9. Pour ce qui est d’associer pleinement l’ensemble des acteurs du système de la Convention (paragraphe 7.3), il convient de mentionner le passage de la Déclaration concernant le processus de sélection et d’élection des juges, qui prône un esprit total et ouvert de coopération entre l’Assemblée parlementaire et le Comité des Ministres pour examiner l’ensemble du processus. Étant donné l’importance manifeste d’élire à la Cour les juges les plus qualifiés possible, ce qui est fondamental pour son autorité, le Comité prévoit d’entamer ce débat avec l’Assemblée dans un proche avenir. Plus généralement, le Comité espère bénéficier des contributions futures de l’Assemblée, y compris pour l’évaluation qui doit être réalisée en 2019 de l’incidence de l’ensemble des mesures de réforme adoptées depuis la conférence d’Interlaken.

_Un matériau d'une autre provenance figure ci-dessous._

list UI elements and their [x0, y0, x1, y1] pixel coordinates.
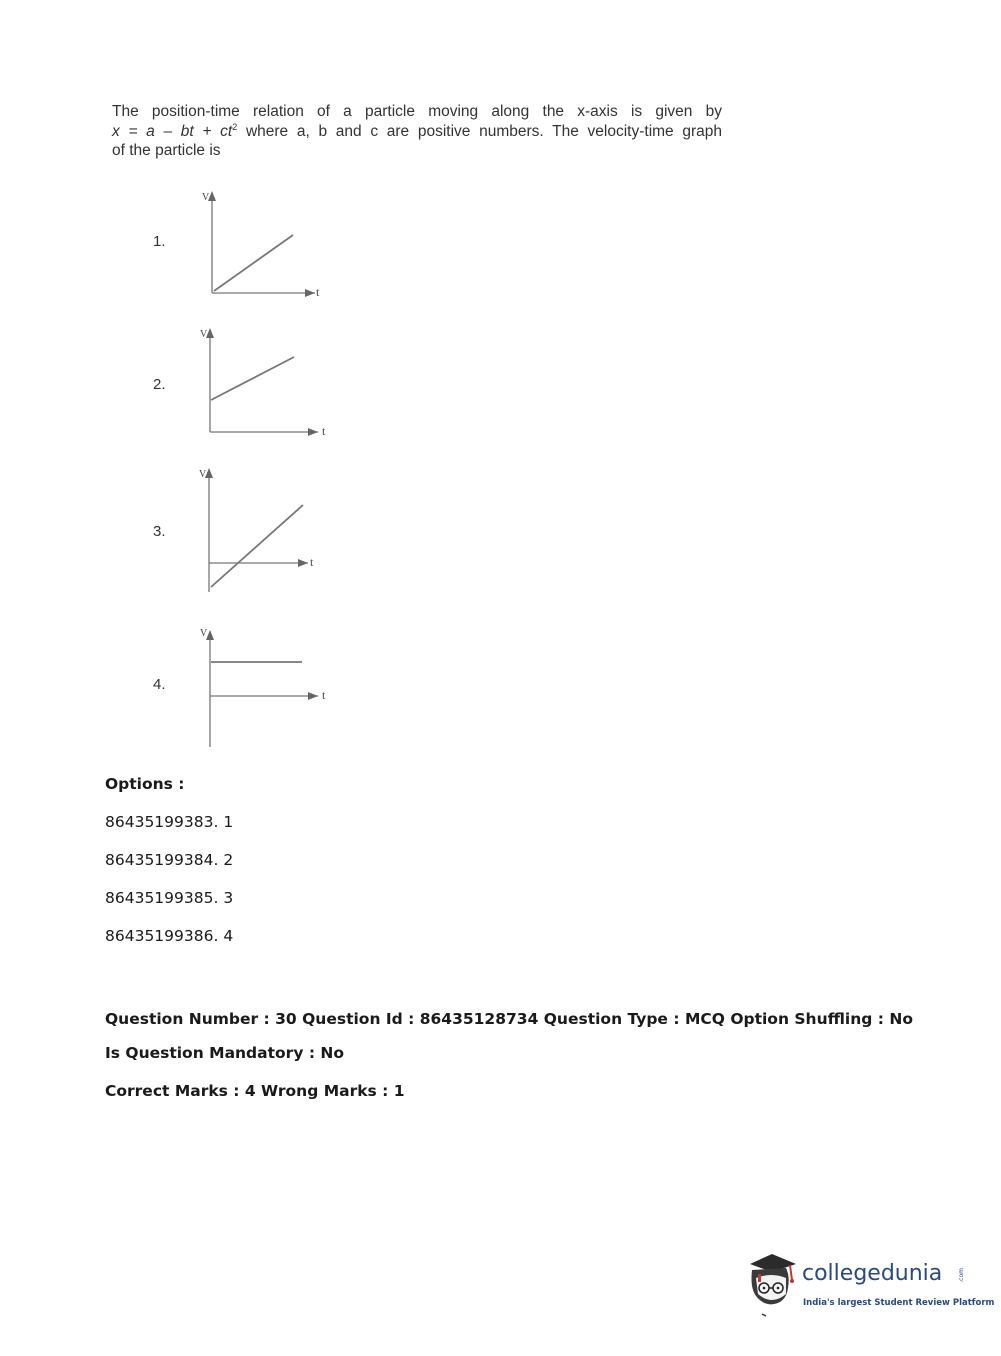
graph-2-velocity-line — [211, 357, 294, 400]
options-heading: Options : — [105, 775, 185, 793]
mascot-icon — [742, 1248, 802, 1320]
graph-3 — [195, 462, 335, 597]
graph-1-label: 1. — [153, 233, 166, 250]
graph-2-label: 2. — [153, 376, 166, 393]
graph-4 — [195, 622, 335, 752]
question-text — [112, 102, 722, 161]
graph-3-velocity-line — [211, 505, 303, 587]
graph-1-velocity-line — [214, 235, 293, 291]
question-line-2 — [112, 122, 722, 142]
graph-4-t-arrow — [308, 692, 318, 700]
logo-name: collegedunia — [802, 1261, 943, 1286]
graph-2-v-label: V — [200, 329, 208, 340]
graph-2 — [195, 322, 335, 442]
graph-1-t-label: t — [316, 285, 320, 299]
graph-1 — [195, 185, 335, 305]
option-3: 86435199385. 3 — [105, 889, 234, 907]
question-line-1: The position-time relation of a particle moving along the x-axis is given by — [112, 103, 722, 120]
question-line-2-rest: where a, b and c are positive numbers. The velocity-time graph — [237, 122, 722, 140]
graph-4-v-label: V — [200, 628, 208, 639]
graph-3-v-label: V — [199, 469, 207, 480]
question-exponent: 2 — [232, 121, 238, 132]
option-2: 86435199384. 2 — [105, 851, 234, 869]
graph-3-t-arrow — [298, 559, 308, 567]
option-4: 86435199386. 4 — [105, 927, 234, 945]
graph-2-t-arrow — [308, 428, 318, 436]
graph-4-t-label: t — [322, 688, 326, 702]
question-equation: x = a – bt + ct — [112, 122, 233, 140]
graph-1-t-arrow — [305, 289, 315, 297]
graph-3-label: 3. — [153, 523, 166, 540]
question-meta-line-2: Is Question Mandatory : No — [105, 1044, 345, 1062]
graph-4-label: 4. — [153, 676, 166, 693]
option-1: 86435199383. 1 — [105, 813, 234, 831]
graph-1-v-label: V — [202, 192, 210, 203]
question-meta-line-1: Question Number : 30 Question Id : 86435128734 Question Type : MCQ Option Shuffling : No — [105, 1010, 913, 1028]
graph-2-t-label: t — [322, 424, 326, 438]
collegedunia-logo — [742, 1248, 995, 1320]
logo-tagline: India's largest Student Review Platform — [803, 1298, 995, 1308]
logo-com: .com — [958, 1268, 965, 1283]
graph-3-t-label: t — [310, 555, 314, 569]
question-line-3: of the particle is — [112, 142, 221, 159]
question-meta-line-3: Correct Marks : 4 Wrong Marks : 1 — [105, 1082, 405, 1100]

10. Enfin, le Comité relève que le processus de réforme n’a pas été limité aux milieux intergouvernementaux, mais qu’il est plus large et plus inclusif. L’appel à contributions ouvert à tous, organisé par le CDDH dans le cadre de son examen de l’avenir à long terme du système de la Convention en est la meilleure illustration. Par ce biais, le débat sur la réforme a été enrichi par la participation et l’apport de beaucoup d’autres acteurs, y compris des institutions nationales chargées de la défense des droits de l’homme, des organisations de la société civile, des organes représentatifs des professions juridiques, des membres des milieux universitaires et des personnes intéressées. C’est dans cet esprit que le Comité des Ministres entend mettre en œuvre les étapes ultérieures de la réforme.